The Ultimate Mind Shift for Building Grit

Photo by asoggetti

As the new year starts, I need to finish some stuff on last year’s task. One of the studies is to finish reading Steven Pressfield, The War Of Art, a must-read book for anyone trying to fight with their inner resistance.

One of the key concepts in the book is working hierarchically vs. territorially. It is such great insights for changing our way of thinking towards the work we do that I would like to share in this article.

"In the animal kingdom, individuals define themselves in one of two ways — by their rank with hierarchy (a hen in a pecking order, a wolf pack) or by their connection to a territory (a home base, a hunting ground, a turf). This is how individuals — humans, as well as animals — achieve psychological security. They know where they stand. The world makes sense."

Steven Pressfield

Since hunters and gatherers, humans have been organizing themselves as hierarchies. It is the default way of organizing tribes so that humans can cooperate in mass. It aligns with our commercial-oriented materialist society. A hierarchy forms based on difference- where someone is either higher than the other in specific settings, be it money, status, or fame.

For instance, in a traditional corporation, the director will have more power than the manager. The C-suite level will have more power than the director. Due to this title, the individual usually settles into their role in the organization and the relationship. An associate developer will think that his job is to code out a feature instead of coming up with the quality. When they get promoted or demoted, their self-worth and happiness also adjust accordingly.

On the other hand, working territorial means that you feel fulfilled by simply accomplishing the work you do because it brings internal orientation.

For instance, in the book, Steven Pressfield describes that a runner feels excellent after putting up their miles.

A photographer feels wonderful after they take their pictures.

A writer feels accomplish after writing an article.

You feel good because you have exercise today. A developer fulfills that he has solved a problem on Leetcode today.

When you work territorially, the energy to do more work comes solely from work - from continuing to follow your path. It is self-sustaining.

When you work as a territorial, the input is not external. It creates monetic behavior. It is an innate desire. It is not the desire that rises because you see other people care about it.

When you work territorially, the feedback and criticism that comes from others will not matter as much. You will search for the truth on that criticism and change your art accordingly instead of its attention.

How do you know if you work hierarchically or territorially?

Ask yourself if you were the first person living on this earth, will you still do the work you are doing?

If the answer is yes, congratulation, you are working territorially.

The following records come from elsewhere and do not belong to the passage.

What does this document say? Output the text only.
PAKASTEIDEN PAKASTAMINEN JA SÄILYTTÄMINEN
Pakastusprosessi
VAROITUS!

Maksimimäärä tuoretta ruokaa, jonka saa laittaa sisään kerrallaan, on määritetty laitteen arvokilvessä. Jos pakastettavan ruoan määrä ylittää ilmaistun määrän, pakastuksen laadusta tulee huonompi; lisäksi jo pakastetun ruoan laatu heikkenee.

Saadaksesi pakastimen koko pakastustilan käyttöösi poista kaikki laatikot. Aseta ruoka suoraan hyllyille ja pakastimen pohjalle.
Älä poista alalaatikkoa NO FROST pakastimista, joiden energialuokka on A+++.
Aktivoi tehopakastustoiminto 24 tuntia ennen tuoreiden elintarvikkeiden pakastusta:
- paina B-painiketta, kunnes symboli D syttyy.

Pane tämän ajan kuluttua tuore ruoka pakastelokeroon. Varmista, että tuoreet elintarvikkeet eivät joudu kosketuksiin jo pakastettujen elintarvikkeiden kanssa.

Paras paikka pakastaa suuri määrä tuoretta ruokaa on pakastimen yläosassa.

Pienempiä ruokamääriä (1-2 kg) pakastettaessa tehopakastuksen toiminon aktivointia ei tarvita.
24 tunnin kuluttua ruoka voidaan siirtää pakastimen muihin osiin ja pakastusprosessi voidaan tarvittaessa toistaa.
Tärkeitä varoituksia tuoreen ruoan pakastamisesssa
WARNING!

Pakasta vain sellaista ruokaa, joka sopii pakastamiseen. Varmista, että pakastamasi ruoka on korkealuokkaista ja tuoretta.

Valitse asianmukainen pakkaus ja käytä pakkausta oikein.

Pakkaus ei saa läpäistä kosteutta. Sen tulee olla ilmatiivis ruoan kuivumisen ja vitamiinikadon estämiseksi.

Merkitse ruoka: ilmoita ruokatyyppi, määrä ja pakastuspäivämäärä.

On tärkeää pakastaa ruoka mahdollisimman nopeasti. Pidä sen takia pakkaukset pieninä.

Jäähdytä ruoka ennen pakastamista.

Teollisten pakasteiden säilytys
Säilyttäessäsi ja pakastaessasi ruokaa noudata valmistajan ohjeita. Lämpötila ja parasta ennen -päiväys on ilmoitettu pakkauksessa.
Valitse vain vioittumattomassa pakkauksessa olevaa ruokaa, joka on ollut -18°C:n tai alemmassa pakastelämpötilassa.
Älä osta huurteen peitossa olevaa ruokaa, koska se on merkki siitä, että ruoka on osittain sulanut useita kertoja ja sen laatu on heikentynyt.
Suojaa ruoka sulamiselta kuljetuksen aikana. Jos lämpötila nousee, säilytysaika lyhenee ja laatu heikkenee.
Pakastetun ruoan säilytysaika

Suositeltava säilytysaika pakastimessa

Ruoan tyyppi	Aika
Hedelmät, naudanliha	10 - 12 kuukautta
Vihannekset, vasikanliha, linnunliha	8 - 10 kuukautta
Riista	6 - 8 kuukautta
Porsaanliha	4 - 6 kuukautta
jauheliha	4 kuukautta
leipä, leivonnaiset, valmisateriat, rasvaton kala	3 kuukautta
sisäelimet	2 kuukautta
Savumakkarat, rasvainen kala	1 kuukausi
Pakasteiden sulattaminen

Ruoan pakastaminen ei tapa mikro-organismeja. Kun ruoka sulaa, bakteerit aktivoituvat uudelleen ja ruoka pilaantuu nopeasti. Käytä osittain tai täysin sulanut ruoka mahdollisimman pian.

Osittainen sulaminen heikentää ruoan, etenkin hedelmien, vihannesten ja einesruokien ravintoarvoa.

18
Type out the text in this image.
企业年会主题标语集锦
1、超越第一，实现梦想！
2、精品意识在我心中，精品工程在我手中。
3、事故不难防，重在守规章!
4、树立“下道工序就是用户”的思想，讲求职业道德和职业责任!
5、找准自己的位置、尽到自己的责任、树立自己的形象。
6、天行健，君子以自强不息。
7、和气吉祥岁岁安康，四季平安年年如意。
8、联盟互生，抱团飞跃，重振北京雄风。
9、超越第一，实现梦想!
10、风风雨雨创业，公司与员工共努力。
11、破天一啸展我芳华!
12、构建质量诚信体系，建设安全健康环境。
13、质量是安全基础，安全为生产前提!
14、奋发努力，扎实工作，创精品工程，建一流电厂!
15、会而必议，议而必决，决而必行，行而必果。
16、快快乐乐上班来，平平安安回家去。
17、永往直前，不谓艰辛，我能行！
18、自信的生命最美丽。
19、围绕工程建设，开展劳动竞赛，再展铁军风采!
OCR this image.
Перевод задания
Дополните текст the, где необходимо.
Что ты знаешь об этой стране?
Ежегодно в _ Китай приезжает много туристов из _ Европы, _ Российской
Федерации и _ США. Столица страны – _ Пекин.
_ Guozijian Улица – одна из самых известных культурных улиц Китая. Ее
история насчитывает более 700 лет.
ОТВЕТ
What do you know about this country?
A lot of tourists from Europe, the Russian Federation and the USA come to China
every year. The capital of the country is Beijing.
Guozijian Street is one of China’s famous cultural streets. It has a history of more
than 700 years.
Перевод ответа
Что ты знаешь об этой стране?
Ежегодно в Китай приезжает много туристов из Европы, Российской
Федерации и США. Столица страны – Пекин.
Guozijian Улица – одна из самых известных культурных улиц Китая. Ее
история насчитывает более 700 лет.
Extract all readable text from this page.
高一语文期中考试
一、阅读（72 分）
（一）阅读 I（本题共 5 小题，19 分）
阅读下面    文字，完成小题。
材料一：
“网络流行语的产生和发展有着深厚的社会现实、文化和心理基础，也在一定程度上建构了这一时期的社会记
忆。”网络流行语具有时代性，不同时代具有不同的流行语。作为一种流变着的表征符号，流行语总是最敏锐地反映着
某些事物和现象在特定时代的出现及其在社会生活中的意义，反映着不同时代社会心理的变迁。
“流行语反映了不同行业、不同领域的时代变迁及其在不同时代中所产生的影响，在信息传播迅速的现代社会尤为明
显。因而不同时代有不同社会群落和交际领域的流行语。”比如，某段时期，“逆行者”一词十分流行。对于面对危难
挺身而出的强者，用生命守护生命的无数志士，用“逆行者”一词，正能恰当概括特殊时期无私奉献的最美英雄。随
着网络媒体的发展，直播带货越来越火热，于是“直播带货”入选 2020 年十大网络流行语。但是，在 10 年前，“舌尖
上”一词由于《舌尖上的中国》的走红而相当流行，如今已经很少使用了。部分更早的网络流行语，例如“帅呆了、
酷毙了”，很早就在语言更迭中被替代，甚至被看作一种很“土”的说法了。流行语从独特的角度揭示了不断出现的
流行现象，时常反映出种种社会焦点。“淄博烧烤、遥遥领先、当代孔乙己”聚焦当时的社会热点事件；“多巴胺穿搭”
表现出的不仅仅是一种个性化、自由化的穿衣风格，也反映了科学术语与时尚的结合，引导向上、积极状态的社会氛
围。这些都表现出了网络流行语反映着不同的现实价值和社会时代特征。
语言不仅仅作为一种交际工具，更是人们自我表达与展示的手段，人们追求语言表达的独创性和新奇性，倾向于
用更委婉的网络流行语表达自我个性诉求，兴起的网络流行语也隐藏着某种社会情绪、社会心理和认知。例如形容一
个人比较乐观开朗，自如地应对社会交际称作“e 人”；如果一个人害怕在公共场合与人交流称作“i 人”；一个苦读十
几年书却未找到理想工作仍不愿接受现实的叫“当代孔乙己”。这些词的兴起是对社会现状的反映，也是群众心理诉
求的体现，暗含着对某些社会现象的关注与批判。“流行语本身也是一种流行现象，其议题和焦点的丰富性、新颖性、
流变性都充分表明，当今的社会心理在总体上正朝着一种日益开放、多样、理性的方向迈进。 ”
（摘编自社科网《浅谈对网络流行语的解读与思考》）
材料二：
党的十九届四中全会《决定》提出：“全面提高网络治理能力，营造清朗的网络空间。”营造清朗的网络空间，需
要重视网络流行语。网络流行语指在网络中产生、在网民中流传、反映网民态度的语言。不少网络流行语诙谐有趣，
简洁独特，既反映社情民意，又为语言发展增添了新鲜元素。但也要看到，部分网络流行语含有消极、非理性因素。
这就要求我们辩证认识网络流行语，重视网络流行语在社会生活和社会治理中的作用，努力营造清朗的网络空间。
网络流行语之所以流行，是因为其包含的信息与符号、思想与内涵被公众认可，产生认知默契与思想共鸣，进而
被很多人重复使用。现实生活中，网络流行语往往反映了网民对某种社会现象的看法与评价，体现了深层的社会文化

According to Steven Pressfield, if you are alone on the planet, a hierarchical orientation doesn’t make sense. There’s no one to impress.

Shifting from a hierarchical oriented to a territorial oriented

The simple answer to that is to treat your work as an accomplishment by you.

You set a goal or a system, and you accomplish it. You feel great once you achieve that goal, regardless of how the world sees you. For instance, I finish writing this article today, and I feel accomplished. The world doesn’t care if I finish my essay. I might not get any views on these articles. But I think I perform because I put in the work that I set.

Your territory can only be claimed when you put in the work. You are not a writer unless you write. You are not a swimmer unless you swim. You are not a software engineer unless you put in the work to build and perfect your craft every day.

When working territorially, you get back with what you put in.

Working in a continuously changing environment, especially working with technology, you have to love technology and the art of learning. When you realized that you are seeking the answer because you want to know about that answer - not because you need it in your current job, you have entered a territorial orientation mindset.

This is why it is crucial to ask yourself if you love the subject matter because that is the ultimate force for you to keep doing the work you are given each day. You are in control of your fulfillment, and it is not a continually varying input of external sources.